Above address will not map correctly. Use 2250 E. Carson Street. Ralph’s is where the drive-in stood.
I believe it was during a visit to the Lakewood Drive-In that we were given rain-out tickets because of a fire at Hancock Oil caused the cars and the screen to become covered in oil. I was only about 3 years old, so it would have been about 1957.
At that age, I think I rated drive-ins by the quality of the playgrounds.
Google Maps thinks W. Carson Street is E. Carson St., and thus the map link for this theater shows a location west of the river. The site was actually at the corner of Carson and Cherry, way east of the river. However, if you change the city to Lakewood, Google Maps finds the right intersection. You can get the same correction by changing the zip code to 90712.
According to an item in the November 15, 1947, issue of Boxoffice Magazine, this drive-in was designed by Clifford and William Glenn Balch, for Pacific Theatres. The item also said that the brothers designed another drive-in for Pacific at the same time, to be built at Roscoe and Sepulveda in the San Fernando Valley.

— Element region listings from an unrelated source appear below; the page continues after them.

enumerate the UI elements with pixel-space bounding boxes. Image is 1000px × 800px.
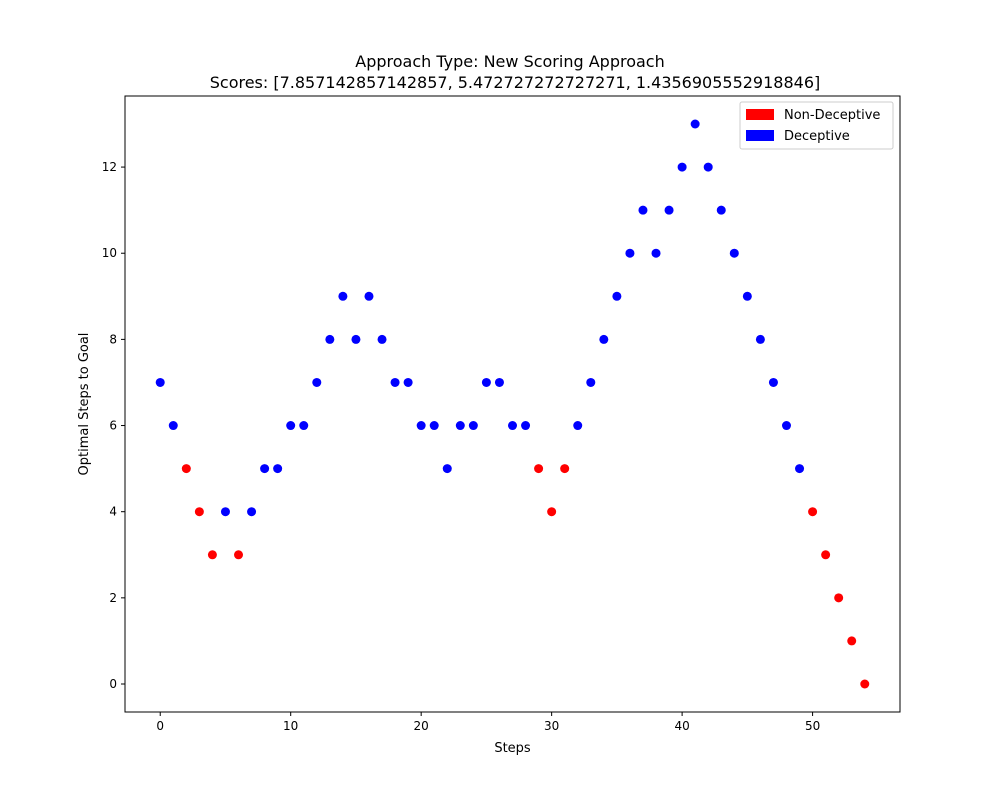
deceptive-point (651, 248, 661, 258)
deceptive-point (716, 205, 726, 215)
deceptive-point (377, 334, 387, 344)
deceptive-point (338, 291, 348, 301)
deceptive-point (625, 248, 635, 258)
x-axis-label: Steps (494, 741, 531, 756)
non-deceptive-point (860, 679, 870, 689)
deceptive-point (781, 421, 791, 431)
deceptive-point (755, 334, 765, 344)
deceptive-point (599, 334, 609, 344)
non-deceptive-point (834, 593, 844, 603)
non-deceptive-point (534, 464, 544, 474)
deceptive-point (703, 162, 713, 172)
data-points (155, 119, 870, 689)
y-tick-label: 0 (109, 677, 117, 691)
axis-ticks: 0 10 20 30 40 50 0 2 4 6 8 10 12 (102, 160, 821, 733)
deceptive-point (168, 421, 178, 431)
deceptive-point (442, 464, 452, 474)
deceptive-point (468, 421, 478, 431)
deceptive-point (664, 205, 674, 215)
non-deceptive-point (207, 550, 217, 560)
chart-subtitle: Scores: [7.857142857142857, 5.4727272727… (210, 73, 821, 92)
plot-area-frame (124, 95, 901, 713)
deceptive-point (351, 334, 361, 344)
non-deceptive-point (181, 464, 191, 474)
deceptive-point (586, 377, 596, 387)
deceptive-point (677, 162, 687, 172)
deceptive-point (312, 377, 322, 387)
deceptive-point (429, 421, 439, 431)
deceptive-point (299, 421, 309, 431)
y-tick-label: 10 (102, 246, 117, 260)
deceptive-point (481, 377, 491, 387)
deceptive-point (742, 291, 752, 301)
deceptive-point (494, 377, 504, 387)
y-tick-label: 12 (102, 160, 117, 174)
deceptive-point (325, 334, 335, 344)
x-tick-label: 30 (544, 719, 559, 733)
legend-swatch (746, 130, 774, 141)
legend-box (739, 101, 894, 150)
deceptive-point (390, 377, 400, 387)
x-tick-label: 20 (414, 719, 429, 733)
deceptive-point (795, 464, 805, 474)
x-tick-label: 50 (805, 719, 820, 733)
x-tick-label: 0 (156, 719, 164, 733)
deceptive-point (286, 421, 296, 431)
deceptive-point (364, 291, 374, 301)
deceptive-point (521, 421, 531, 431)
deceptive-point (768, 377, 778, 387)
legend-swatch (746, 109, 774, 120)
non-deceptive-point (194, 507, 204, 517)
deceptive-point (260, 464, 270, 474)
deceptive-point (612, 291, 622, 301)
deceptive-point (638, 205, 648, 215)
y-axis-label: Optimal Steps to Goal (77, 333, 92, 476)
deceptive-point (247, 507, 257, 517)
y-tick-label: 4 (109, 505, 117, 519)
deceptive-point (690, 119, 700, 129)
deceptive-point (403, 377, 413, 387)
non-deceptive-point (560, 464, 570, 474)
deceptive-point (273, 464, 283, 474)
deceptive-point (416, 421, 426, 431)
non-deceptive-point (808, 507, 818, 517)
deceptive-point (729, 248, 739, 258)
non-deceptive-point (847, 636, 857, 646)
deceptive-point (573, 421, 583, 431)
legend: Non-Deceptive Deceptive (739, 101, 894, 150)
y-tick-label: 6 (109, 419, 117, 433)
non-deceptive-point (821, 550, 831, 560)
deceptive-point (455, 421, 465, 431)
non-deceptive-point (234, 550, 244, 560)
x-tick-label: 40 (674, 719, 689, 733)
x-tick-label: 10 (283, 719, 298, 733)
legend-label: Non-Deceptive (784, 108, 880, 123)
legend-label: Deceptive (784, 129, 850, 144)
deceptive-point (155, 377, 165, 387)
chart-title: Approach Type: New Scoring Approach (355, 52, 664, 71)
y-tick-label: 2 (109, 591, 117, 605)
y-tick-label: 8 (109, 332, 117, 346)
deceptive-point (508, 421, 517, 431)
deceptive-point (220, 507, 230, 517)
non-deceptive-point (547, 507, 557, 517)
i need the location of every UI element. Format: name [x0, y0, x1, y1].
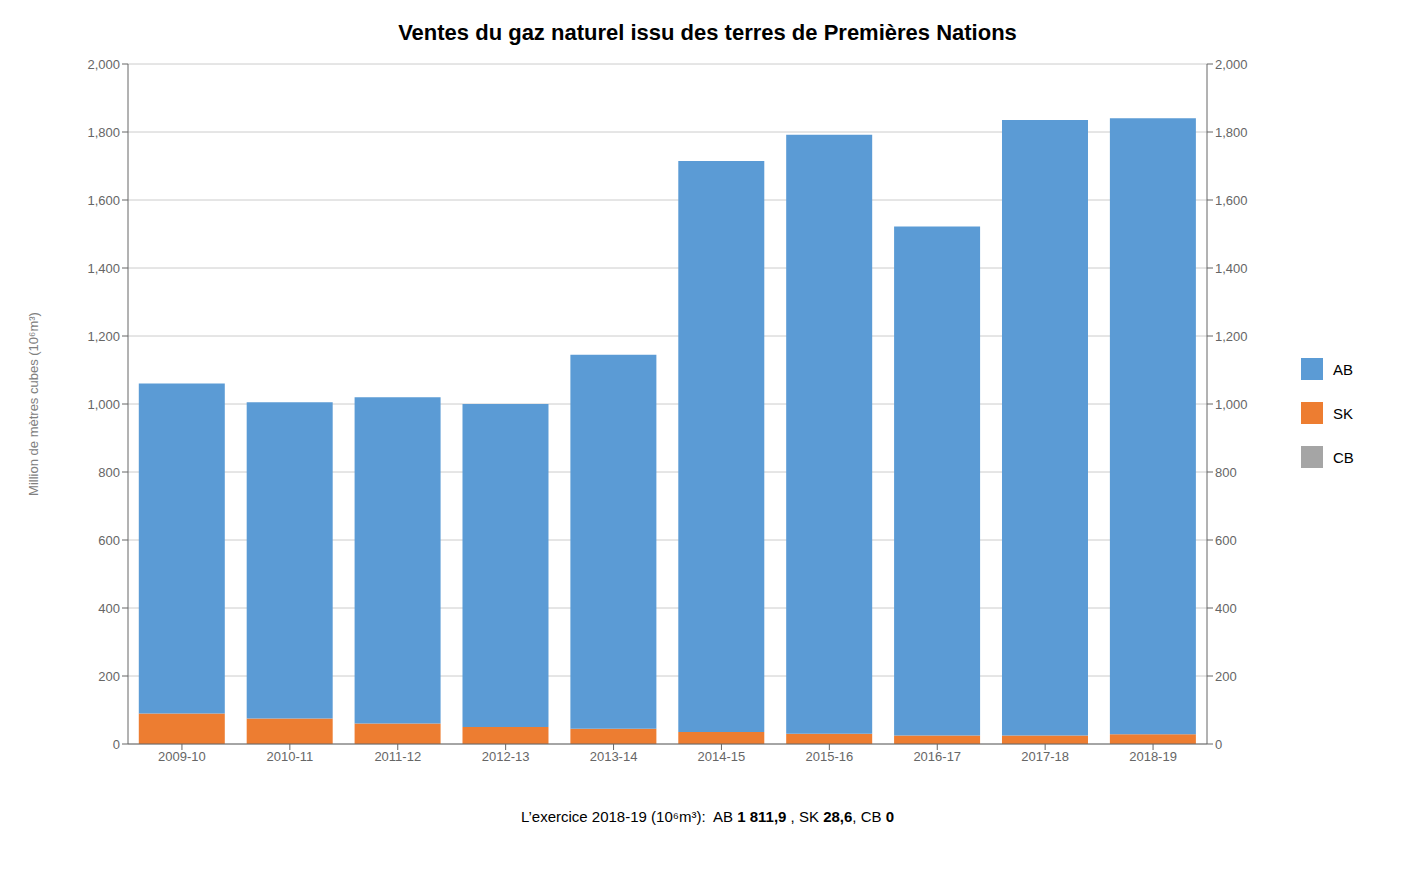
svg-text:2,000: 2,000 [87, 57, 120, 72]
svg-text:Million de mètres cubes (10⁶m³: Million de mètres cubes (10⁶m³) [26, 312, 41, 496]
svg-text:800: 800 [1215, 465, 1237, 480]
svg-text:2017-18: 2017-18 [1021, 749, 1069, 764]
html-text:SK: SK [1333, 404, 1353, 422]
svg-text:200: 200 [1215, 669, 1237, 684]
svg-text:1,200: 1,200 [1215, 329, 1248, 344]
svg-text:1,600: 1,600 [1215, 193, 1248, 208]
html-text:AB: AB [1333, 360, 1353, 378]
html-text:CB: CB [1333, 448, 1354, 466]
svg-text:1,800: 1,800 [1215, 125, 1248, 140]
svg-text:600: 600 [1215, 533, 1237, 548]
svg-text:2015-16: 2015-16 [805, 749, 853, 764]
svg-text:2,000: 2,000 [1215, 57, 1248, 72]
svg-text:1,000: 1,000 [1215, 397, 1248, 412]
svg-text:800: 800 [98, 465, 120, 480]
svg-text:1,400: 1,400 [1215, 261, 1248, 276]
svg-text:1,600: 1,600 [87, 193, 120, 208]
svg-text:2013-14: 2013-14 [590, 749, 638, 764]
svg-text:2010-11: 2010-11 [266, 749, 313, 764]
svg-text:400: 400 [1215, 601, 1237, 616]
html-text:L’exercice 2018-19 (10⁶m³): AB: L’exercice 2018-19 (10⁶m³): AB 1 811,9, … [521, 808, 894, 825]
svg-text:2016-17: 2016-17 [913, 749, 961, 764]
svg-text:1,200: 1,200 [87, 329, 120, 344]
svg-text:0: 0 [1215, 737, 1222, 752]
svg-text:1,800: 1,800 [87, 125, 120, 140]
svg-text:200: 200 [98, 669, 120, 684]
svg-text:400: 400 [98, 601, 120, 616]
svg-text:2009-10: 2009-10 [158, 749, 206, 764]
svg-text:1,400: 1,400 [87, 261, 120, 276]
svg-text:2012-13: 2012-13 [482, 749, 530, 764]
svg-text:1,000: 1,000 [87, 397, 120, 412]
svg-text:2011-12: 2011-12 [374, 749, 421, 764]
svg-text:600: 600 [98, 533, 120, 548]
svg-text:2018-19: 2018-19 [1129, 749, 1177, 764]
svg-text:0: 0 [113, 737, 120, 752]
html-text:Ventes du gaz naturel issu des: Ventes du gaz naturel issu des terres de… [398, 20, 1017, 45]
svg-text:2014-15: 2014-15 [698, 749, 746, 764]
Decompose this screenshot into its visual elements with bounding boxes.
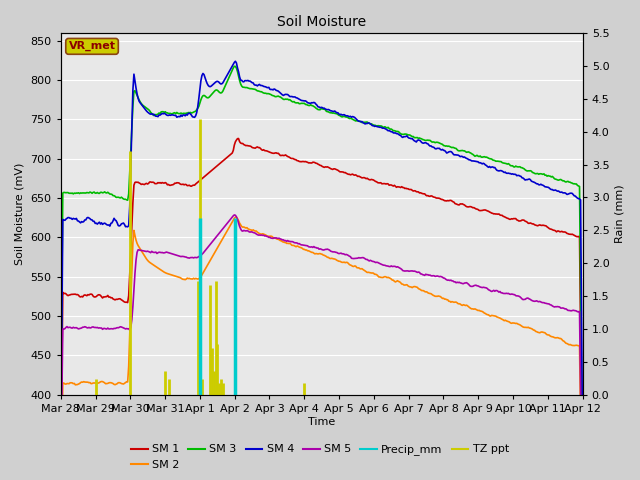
Text: VR_met: VR_met [68, 41, 116, 51]
Title: Soil Moisture: Soil Moisture [277, 15, 366, 29]
Legend: SM 1, SM 2, SM 3, SM 4, SM 5, Precip_mm, TZ ppt: SM 1, SM 2, SM 3, SM 4, SM 5, Precip_mm,… [127, 440, 513, 474]
Y-axis label: Rain (mm): Rain (mm) [615, 184, 625, 243]
Y-axis label: Soil Moisture (mV): Soil Moisture (mV) [15, 163, 25, 265]
X-axis label: Time: Time [308, 417, 335, 427]
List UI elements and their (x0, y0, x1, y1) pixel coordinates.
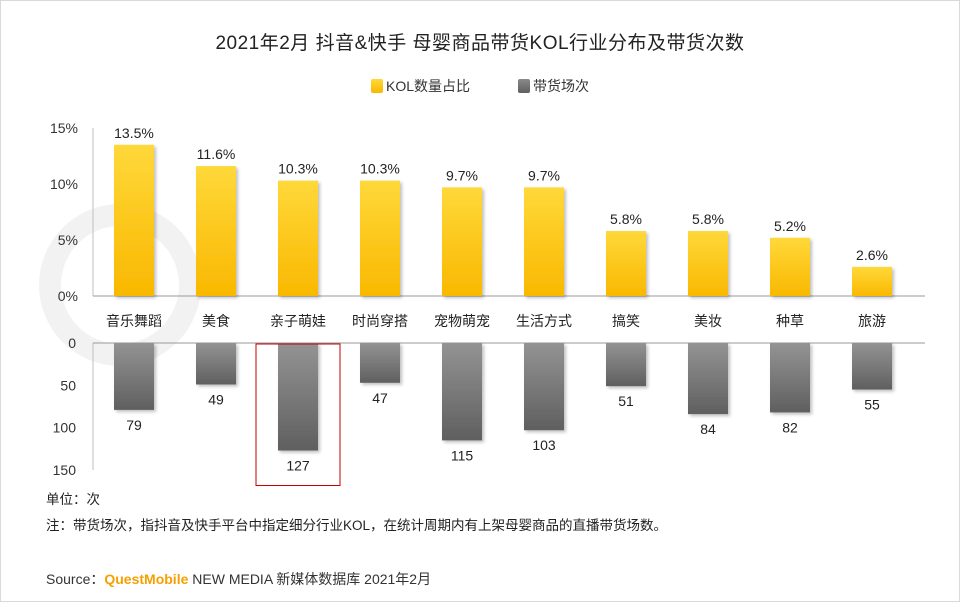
highlight-box (255, 343, 341, 487)
category-label: 美妆 (694, 313, 722, 329)
sessions-bar-label: 51 (618, 393, 634, 409)
kol-bar (442, 187, 482, 296)
sessions-bar (278, 343, 318, 451)
bottom-y-tick-label: 50 (60, 377, 76, 393)
kol-bar-label: 5.8% (692, 211, 724, 227)
sessions-bar (360, 343, 400, 383)
source-rest: NEW MEDIA 新媒体数据库 2021年2月 (188, 571, 432, 587)
sessions-bar-label: 115 (451, 447, 474, 463)
kol-bar (606, 231, 646, 296)
kol-bar-label: 5.8% (610, 211, 642, 227)
kol-bar (688, 231, 728, 296)
legend-label-sessions: 带货场次 (532, 78, 589, 94)
category-label: 生活方式 (516, 313, 572, 329)
bottom-y-tick-label: 100 (53, 420, 77, 436)
sessions-bar-label: 82 (782, 419, 798, 435)
chart-title: 2021年2月 抖音&快手 母婴商品带货KOL行业分布及带货次数 (215, 33, 745, 54)
top-y-tick-label: 5% (58, 232, 78, 248)
legend-swatch-sessions (517, 79, 530, 93)
kol-bar-label: 2.6% (856, 247, 888, 263)
kol-bar-label: 13.5% (114, 125, 154, 141)
kol-bar (114, 144, 154, 296)
kol-bar-label: 10.3% (278, 161, 318, 177)
legend-item-kol: KOL数量占比 (371, 76, 470, 96)
sessions-bar (196, 343, 236, 385)
sessions-bar (606, 343, 646, 387)
sessions-bar (524, 343, 564, 431)
bottom-y-tick-label: 0 (68, 335, 76, 351)
sessions-bar-label: 79 (126, 417, 142, 433)
definition-note: 注：带货场次，指抖音及快手平台中指定细分行业KOL，在统计周期内有上架母婴商品的… (46, 518, 668, 533)
category-label: 时尚穿搭 (352, 313, 408, 329)
bottom-y-tick-label: 150 (53, 462, 77, 478)
kol-bar (770, 237, 810, 296)
sessions-bar (688, 343, 728, 415)
sessions-bar-label: 55 (864, 397, 880, 413)
sessions-bar-label: 127 (286, 458, 310, 474)
sessions-bar (852, 343, 892, 390)
kol-bar-label: 9.7% (528, 167, 560, 183)
sessions-bar (114, 343, 154, 410)
top-y-tick-label: 10% (50, 176, 78, 192)
category-label: 音乐舞蹈 (106, 313, 162, 329)
legend-swatch-kol (371, 79, 384, 93)
sessions-bar-label: 84 (700, 421, 716, 437)
sessions-bar-label: 47 (372, 390, 388, 406)
top-y-tick-label: 0% (58, 288, 78, 304)
category-label: 亲子萌娃 (270, 313, 326, 329)
sessions-bar-label: 103 (532, 437, 556, 453)
legend-item-sessions: 带货场次 (517, 76, 589, 96)
kol-bar (524, 187, 564, 296)
category-label: 美食 (202, 313, 230, 329)
kol-bar-label: 9.7% (446, 167, 478, 183)
legend-label-kol: KOL数量占比 (386, 78, 471, 94)
kol-bar-label: 11.6% (197, 146, 236, 162)
category-label: 搞笑 (612, 313, 640, 329)
kol-bar-label: 10.3% (360, 161, 400, 177)
legend: KOL数量占比 带货场次 (0, 76, 960, 96)
kol-bar (360, 180, 400, 296)
kol-bar (196, 166, 236, 296)
kol-bar-label: 5.2% (774, 218, 806, 234)
source-prefix: Source： (46, 571, 105, 587)
kol-bar (852, 266, 892, 296)
category-label: 旅游 (858, 313, 886, 329)
sessions-bar (770, 343, 810, 413)
source-line: Source：QuestMobile NEW MEDIA 新媒体数据库 2021… (46, 569, 431, 589)
sessions-bar-label: 49 (208, 391, 224, 407)
unit-note: 单位：次 (46, 492, 100, 507)
source-brand: QuestMobile (104, 571, 189, 587)
sessions-bar (442, 343, 482, 441)
category-label: 宠物萌宠 (434, 313, 490, 329)
kol-bar (278, 180, 318, 296)
category-label: 种草 (776, 313, 804, 329)
top-y-tick-label: 15% (50, 120, 78, 136)
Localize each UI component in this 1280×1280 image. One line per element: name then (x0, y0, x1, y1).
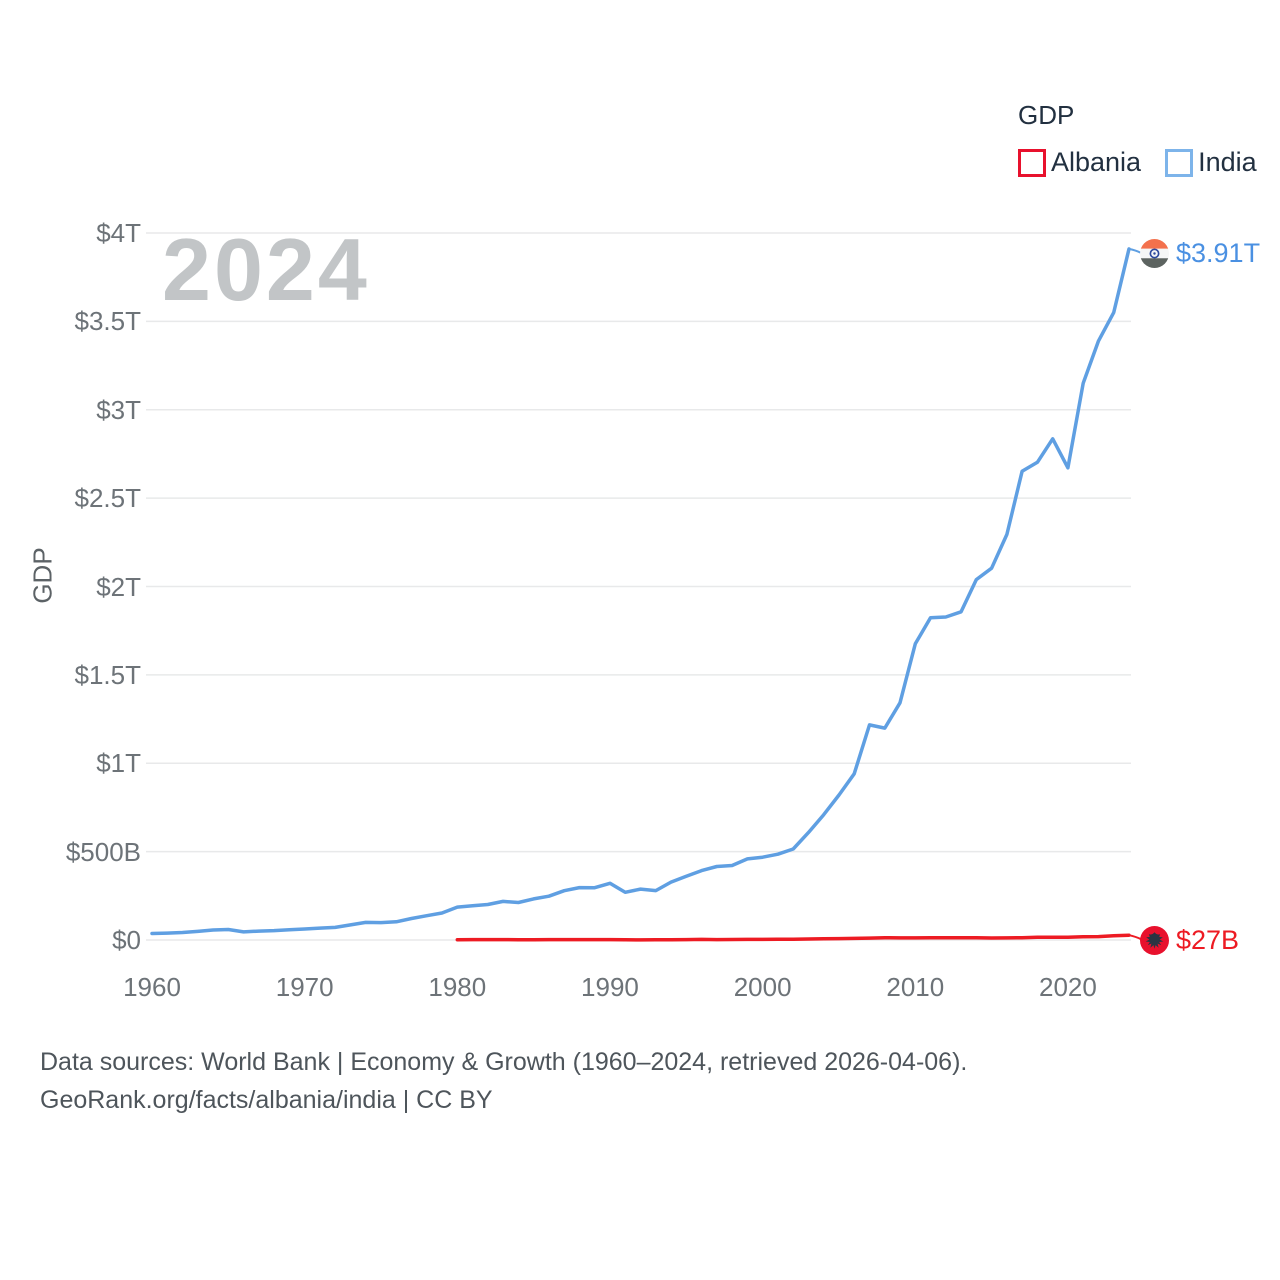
india-swatch-icon (1165, 148, 1194, 177)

Clifford Balch (born 1880) would have been about 77 years old at the time these theaters were designed, while his far younger brother William (born 1901) was, at the time, in a business partnership with architect Louis L. Bryan (Balch & Bryan), formed in 1946. I don’t know exactly what the professional relationship between the brothers was at the time, but a few items from about 1947 also appeared in Southwest Builder & Contractor linking them as designers of various drive-ins, and at least one hardtop.
That must be the one. Thanks.
This ad was in the Press-Telegram in May 1949. I can’t place the location:
http://tinyurl.com/3y363e
Here is a 1948 newspaper ad:
http://tinyurl.com/ydslr6
From socaldriveins.com:
View link
Cari De La Cruz:
The Los Altos was a different (and much larger) drive-in, on Bellflower Boulevard in Long Beach. I can’t find it listed on Cinema Treasures, but there is a web page devoted to it elsewhere:
View link
I believe you are referring to the Los Altos Drive In — right next door to the Cal Worthington Ford. Of the two, only the dealership remains. My daughter was about 4 or 5 when they demolished it in 1994 to make way for a large shopping complex which features a Lowe’s, a K-Mart, and a bunch of eateries. They would always show a double-feature — generally preceded by a cartoon. My brother and I got to wear our pajamas, and lay down in the back of the station wagon, but we were never allowed to sit outside or on top of the car (like other kids). They had a playground by the snackbar, and I remember that we’d always get there “long” before dark (probably 30 minutes – which was an eternity for a little urchin) to get a good spot — not too close, not too far back. One of the first movies I can recall seeing there was Legend of Boggy Creek — something I’m sure my parents thought I’d be asleep for; the last movie was Alaska and some stupid movie about children being abused by the headmistress at a private school. I believe we also saw Jungle Book there…Anyway, they tore it down before I knew what was happening — one summer it was there, the next — GONE. I guess that’s what you call progress, but I miss the good old summer nights, bundled up in a blanket, with a big tub of popcorn to keep me warm.